I do tell my husband that I love and respect him. I never tell him that sometimes I don't like him. Why should I? I deal with my emotions and get rid of the negative which can only bring harm to me and my cells. He loves me but shuts himself away from any real physical contact. Some men are asexual. I think the nature of the problem doesn't matter to me. I just accept he is broken. I went past making this my quest in life! It cost me too much energy. Put your heart into making things better for yourself. Indulge yourself with things you enjoy to do. Get a couple friends and go away for an art weekend.

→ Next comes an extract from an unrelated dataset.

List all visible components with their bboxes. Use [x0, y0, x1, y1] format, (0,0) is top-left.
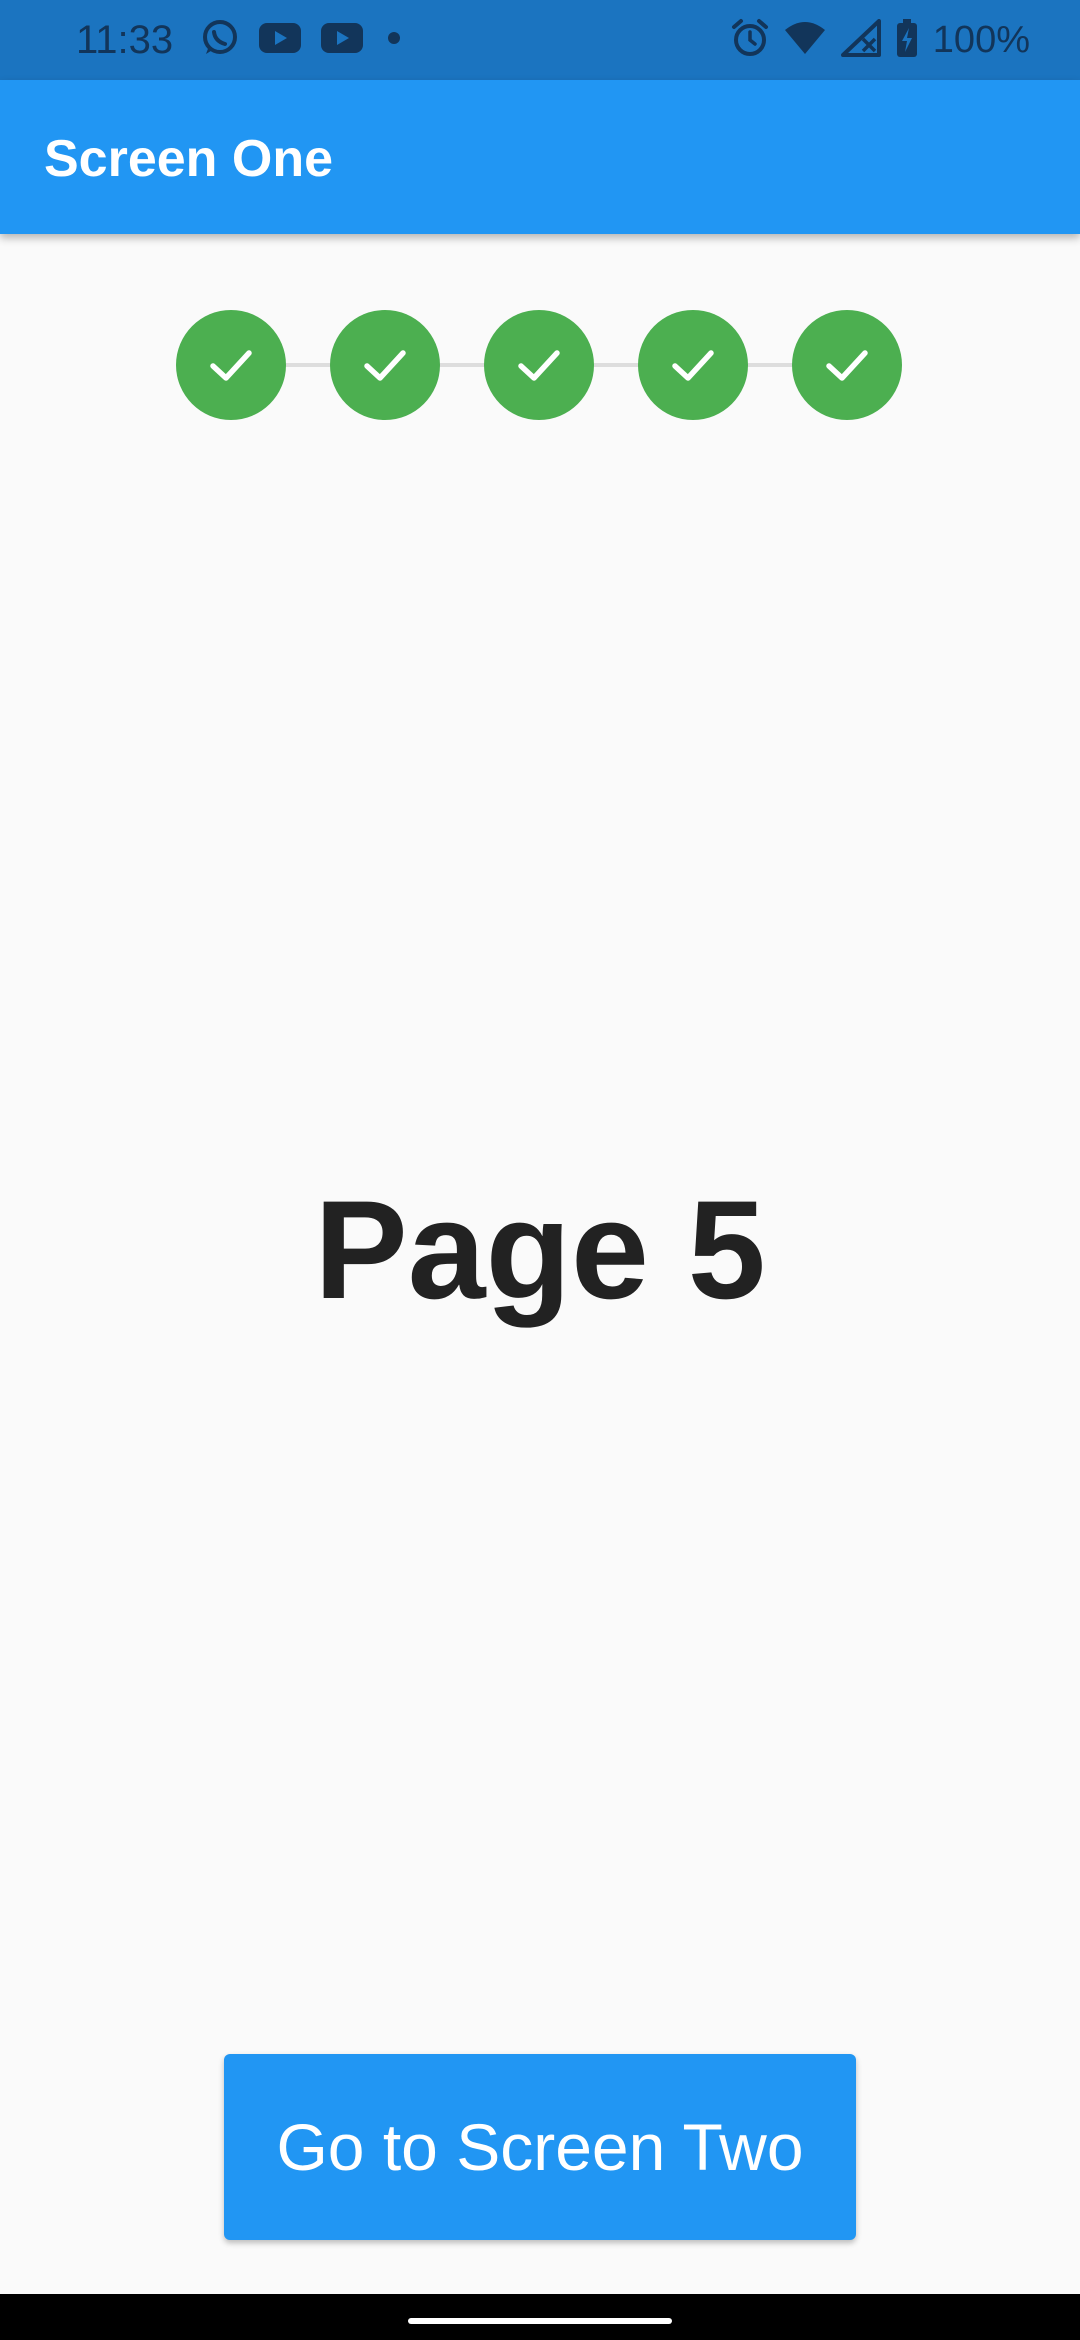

I have my husbands' love as he is capable to give. As he is broken, I pity him. I am particularly kind to him. We have remained mostly happy together for many years. There is more to love than sex! One day as we age, sex fades. I am not there yet. as I remember my parents had robust sex into their 80's. They didn't like each other, but the sex held.

You must heal yourself. You won't leave the marriage, you make it better. The contract has been rewritten, so based on the experience you have, you nourish your family with all your heart. Hold nothing back from your husband, but spare yourself the hurt of rejection and live it on your best terms. It works, it just takes awhile to navigate the shoals of anger or unresolved issues. Be an alive and vital person. Make happiness your goal without depending on him to set the tone. Lighten up.

Now, if you find he lives a double life and you learn there are other problems, then that changes the game. Vow to be a happy person and you will find it works.

Last edited by 1aokgal; 6th August 2014 at 06:26 PM.